According to a KPMG statement, the pressure on consumers' ability to afford insurance is the result of having less disposable income as well as the lower employment rate.
The statement comes after a KPMG survey of the insurance industry, which examines insurers' results for the 2008 financial year.
While the short-term insurance market shrank in real terms last year - a worrying statistic, according to Gerdus Dixon, national insurance industry leader at KPMG - the high number of industrial property claims and a motor risk category which remains under pressure accounted for lower profitability in the sector.
The total reported underwriting profit of R1.1bn was about 35% lower than in 2007.
Dixon reckons losses related to industrial property risks are partly because, during the growth period between 2005 and 2007, when corporate players and insurers focused on the marketing of products and services to generate turnover, they neglected risk management. The latter has accounted for large losses in the past two years.
He blamed the conditions of South African roads, inexperienced drivers and expensive vehicle parts for the poor performance of the motor insurance division.
The long-term insurance industry has also experienced challenging times.
Other than that the number of lapsing policies was considerably higher, the consolidated net loss on investments by insurers participating in the survey was R10.8bn.
Realised and unrealised investment losses reached R72.4bn, compared with 2007's profit of R87.9bn.
Steve Meintjes, head of research at Imara SP Reid, says investments could perform better this year, but mainly because things can't get worse.
He says the five biggest life assurers' combined cash outflow of R28.1bn is significantly more than the R7.4bn outflow in 2007. This outflow will remain high this year and improve only in 2010.

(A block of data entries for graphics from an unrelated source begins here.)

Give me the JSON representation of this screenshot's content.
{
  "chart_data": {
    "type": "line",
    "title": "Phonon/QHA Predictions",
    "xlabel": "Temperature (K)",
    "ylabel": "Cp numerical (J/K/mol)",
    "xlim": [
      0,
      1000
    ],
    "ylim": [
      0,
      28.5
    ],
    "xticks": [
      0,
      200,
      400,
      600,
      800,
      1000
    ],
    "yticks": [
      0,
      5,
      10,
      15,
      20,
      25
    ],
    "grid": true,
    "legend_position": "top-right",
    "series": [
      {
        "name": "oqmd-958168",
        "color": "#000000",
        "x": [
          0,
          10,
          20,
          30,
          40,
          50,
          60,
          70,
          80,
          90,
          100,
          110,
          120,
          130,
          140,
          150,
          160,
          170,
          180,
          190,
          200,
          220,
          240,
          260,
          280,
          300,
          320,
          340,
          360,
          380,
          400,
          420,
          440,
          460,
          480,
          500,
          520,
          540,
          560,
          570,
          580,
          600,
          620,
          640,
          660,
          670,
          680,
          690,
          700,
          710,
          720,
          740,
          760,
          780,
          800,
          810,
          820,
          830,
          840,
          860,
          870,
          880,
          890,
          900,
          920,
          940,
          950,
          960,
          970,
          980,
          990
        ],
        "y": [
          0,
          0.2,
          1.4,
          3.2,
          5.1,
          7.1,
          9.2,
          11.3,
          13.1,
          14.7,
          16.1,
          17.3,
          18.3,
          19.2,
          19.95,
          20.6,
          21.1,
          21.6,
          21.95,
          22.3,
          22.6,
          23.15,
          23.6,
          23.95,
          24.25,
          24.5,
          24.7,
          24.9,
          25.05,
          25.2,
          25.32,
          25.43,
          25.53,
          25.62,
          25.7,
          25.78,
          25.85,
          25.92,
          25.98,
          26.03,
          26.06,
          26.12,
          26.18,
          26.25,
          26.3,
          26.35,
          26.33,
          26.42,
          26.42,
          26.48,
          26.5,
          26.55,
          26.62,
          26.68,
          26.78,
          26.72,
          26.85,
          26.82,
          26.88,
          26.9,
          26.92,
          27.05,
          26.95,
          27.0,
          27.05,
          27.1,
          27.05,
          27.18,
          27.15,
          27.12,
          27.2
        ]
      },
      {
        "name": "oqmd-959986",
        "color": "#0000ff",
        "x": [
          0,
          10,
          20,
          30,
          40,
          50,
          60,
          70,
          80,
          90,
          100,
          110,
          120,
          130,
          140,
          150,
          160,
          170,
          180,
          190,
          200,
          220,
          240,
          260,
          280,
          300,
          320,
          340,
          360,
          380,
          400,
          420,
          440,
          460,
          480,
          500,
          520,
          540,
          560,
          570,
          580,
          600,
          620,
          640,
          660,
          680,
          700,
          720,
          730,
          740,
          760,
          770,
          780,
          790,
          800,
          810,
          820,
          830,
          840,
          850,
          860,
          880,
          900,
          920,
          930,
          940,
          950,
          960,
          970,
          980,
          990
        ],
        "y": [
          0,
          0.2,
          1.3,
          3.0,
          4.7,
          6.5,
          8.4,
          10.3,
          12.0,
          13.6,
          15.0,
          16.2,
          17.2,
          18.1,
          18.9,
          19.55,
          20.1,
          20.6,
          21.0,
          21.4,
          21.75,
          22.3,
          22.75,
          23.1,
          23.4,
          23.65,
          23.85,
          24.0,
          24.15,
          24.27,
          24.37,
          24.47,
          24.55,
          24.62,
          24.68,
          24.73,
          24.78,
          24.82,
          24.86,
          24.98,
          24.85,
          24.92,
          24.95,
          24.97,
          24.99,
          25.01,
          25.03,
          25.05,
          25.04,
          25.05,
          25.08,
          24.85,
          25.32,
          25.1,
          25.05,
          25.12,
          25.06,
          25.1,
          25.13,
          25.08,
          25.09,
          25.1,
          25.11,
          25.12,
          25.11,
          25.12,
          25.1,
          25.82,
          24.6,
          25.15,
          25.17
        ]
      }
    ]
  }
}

KPMG's statement also reads: "For an industry with ambitious growth targets negative cash flow is not good news."
Although it is unlikely that trading conditions will improve this year, many insurers will shift their focus.
"The insurance industry is innovative and has a strong record of trading through the cycles. There is no doubt that the industry will do so again and emerge stronger," Dixon believes.
Meintjes agrees that conditions may improve next year, but believes that a history of innovation will ensure survival.
In the case of short-term insurance, which is much more cyclical in nature, the adverse conditions may get rid of the new players and those that survive again expect healthier premiums.